A matéria é de autoria do Poder Executivo. Por isso, não foi arquivada no fim de 2014 e continua com sua tramitação regular. A proposta tramita em regime de urgência – quando a Casa tem até 45 dias para votar – e chegou a ser colocada em votação no plenário em dezembro de 2014, mas a discussão foi adiada por obstrução da pauta. Na ocasião, parlamentares contrários ao projeto deixaram o plenário para evitar a formação do quórum necessário à votação. Uma comissão especial para analisar o tema chegou a ser criada em julho de 2014, mas nunca saiu do papel.

Cana na Amazônia

De autoria do senador Flexa Ribeiro (PSDB-PA), o Projeto de Lei do Senado (PLS) 626 de 2011 [12] quer legalizar o plantio de cana-de-açúcar em áreas degradadas da Amazônia.

Atualmente o plantio de cana é desestimulado na Amazônia por conta do decreto nº 6.961 [13], publicado pelo presidente Lula em 2009, que impede a concessão do crédito rural para esse tipo de plantação dentro do bioma.

Veja o avanço do desmatamento na Amazônia

O problema, segundo Márcio Astrini, é que o cultivo pode aumentar a “pressão pelo desmatamento”. “A cana vai ocupar grandes áreas, que hoje são da pecuária, arroz, algodão e soja, e empurrar essas outras culturas para dentro da floresta”. O ambientalista do Greenpeace ainda avalia que existe uma “falta de governança” no zoneamento da região, o que fragilizaria ainda mais a situação e aumentaria a destruição da floresta. 

O projeto havia sido aprovado em maio de 2013 em caráter terminativo (quando só precisa do aval das comissões responsáveis para ser aprovado e não vai para votação do plenário da Câmara dos Deputados) pela Comissão de Meio Ambiente, Defesa do Consumidor e Fiscalização e Controle. No entanto, o PLS voltou a tramitar depois que o senador Cristovam Buarque (PDT-DF) incluiu uma emenda [14] à votação e pediu a inclusão de duas comissões na discussão para ser aprovado. A votação está parada na Comissão de Assuntos Econômicos, onde recebeu parecer contrário do relator Rodrigo Rollemberg (PSB-DF). Outras três comissões ainda precisam analisar a emenda antes que o projeto possa ser aprovado e encaminhado à Câmara dos Deputados.

Como o mandato de oito anos de Flexa Ribeiro termina só em 2019, o PLS 626/2011 não foi arquivado e continua com sua tramitação regular.

Código da Mineração

O novo Código da Mineração, em discussão na Câmara dos Deputados, pretende substituir o decreto-lei 227, de 1967 [15], que atualmente regula a atividade. O Projeto de Lei (PL) 37/2011 [16] determina que o governo licite áreas de mineração, o que deve aumentar a arrecadação estatal.

A proposição enfrenta grande pressão de empresas que atuam no meio, pois, como demonstrado em matéria da Agência Pública de Dezembro de 2013 [17], ela influencia o financiamento de campanha dos políticos envolvidos com a comissão especial que analisa o PL.

O projeto não avança na regulamentação da atividade em termos ambientais, mas a discussão preocupa Adriana Ramos, do ISA. “Me parece que propostas de mineração de terra indígena vão tentar ser aprovadas separadamente”, afirma.

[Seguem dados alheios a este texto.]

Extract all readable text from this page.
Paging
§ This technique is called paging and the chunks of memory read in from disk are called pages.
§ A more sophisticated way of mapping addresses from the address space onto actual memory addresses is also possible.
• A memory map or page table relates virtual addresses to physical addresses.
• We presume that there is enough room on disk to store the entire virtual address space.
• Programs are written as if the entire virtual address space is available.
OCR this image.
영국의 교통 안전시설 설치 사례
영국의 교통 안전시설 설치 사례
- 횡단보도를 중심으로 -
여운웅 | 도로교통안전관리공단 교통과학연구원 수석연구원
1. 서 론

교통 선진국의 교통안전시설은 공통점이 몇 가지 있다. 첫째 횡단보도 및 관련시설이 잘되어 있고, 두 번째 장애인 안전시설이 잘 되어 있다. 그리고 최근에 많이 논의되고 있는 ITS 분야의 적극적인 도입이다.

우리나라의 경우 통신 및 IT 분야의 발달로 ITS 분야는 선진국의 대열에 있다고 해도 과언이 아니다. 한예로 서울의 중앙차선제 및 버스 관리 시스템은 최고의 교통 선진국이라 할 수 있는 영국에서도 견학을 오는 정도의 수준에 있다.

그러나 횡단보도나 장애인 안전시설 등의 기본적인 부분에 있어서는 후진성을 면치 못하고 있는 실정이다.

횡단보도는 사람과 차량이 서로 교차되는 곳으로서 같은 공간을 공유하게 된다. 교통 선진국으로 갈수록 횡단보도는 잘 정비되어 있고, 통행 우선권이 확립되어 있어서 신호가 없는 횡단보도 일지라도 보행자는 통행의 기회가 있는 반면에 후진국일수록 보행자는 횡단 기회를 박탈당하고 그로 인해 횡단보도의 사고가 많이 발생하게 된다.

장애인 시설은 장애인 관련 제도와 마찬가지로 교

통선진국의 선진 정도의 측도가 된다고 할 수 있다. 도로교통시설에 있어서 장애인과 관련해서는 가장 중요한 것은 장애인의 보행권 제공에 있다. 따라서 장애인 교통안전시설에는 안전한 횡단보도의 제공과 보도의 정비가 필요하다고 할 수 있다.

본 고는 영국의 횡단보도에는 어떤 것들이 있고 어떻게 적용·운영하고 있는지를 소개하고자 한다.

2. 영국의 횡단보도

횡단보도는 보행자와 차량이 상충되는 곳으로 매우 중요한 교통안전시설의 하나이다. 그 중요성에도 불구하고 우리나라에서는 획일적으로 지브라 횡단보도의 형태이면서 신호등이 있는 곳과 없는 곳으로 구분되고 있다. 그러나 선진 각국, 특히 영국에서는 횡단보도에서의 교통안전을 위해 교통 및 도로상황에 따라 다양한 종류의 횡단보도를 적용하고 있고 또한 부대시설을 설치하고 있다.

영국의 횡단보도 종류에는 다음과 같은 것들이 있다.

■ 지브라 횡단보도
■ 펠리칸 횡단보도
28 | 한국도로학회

Já Aldem Bourscheit, do WWF Brasil, acredita que o Brasil precisa, sim, de uma nova legislação de mineração. “Mas, infelizmente, até o momento, os projetos em curso não assumiram a proteção que a gente espera”, afirma.

O PL 37/2011 tem regime de prioridade – quando deve entrar na pauta de votação imediatamente depois de todas as proposições em regime de urgência. A matéria foi produzida pelo deputado Weliton Prado (PT-MG), reeleito em 2014. Ele tem até o dia 31 de julho para pedir o desarquivamento do projeto.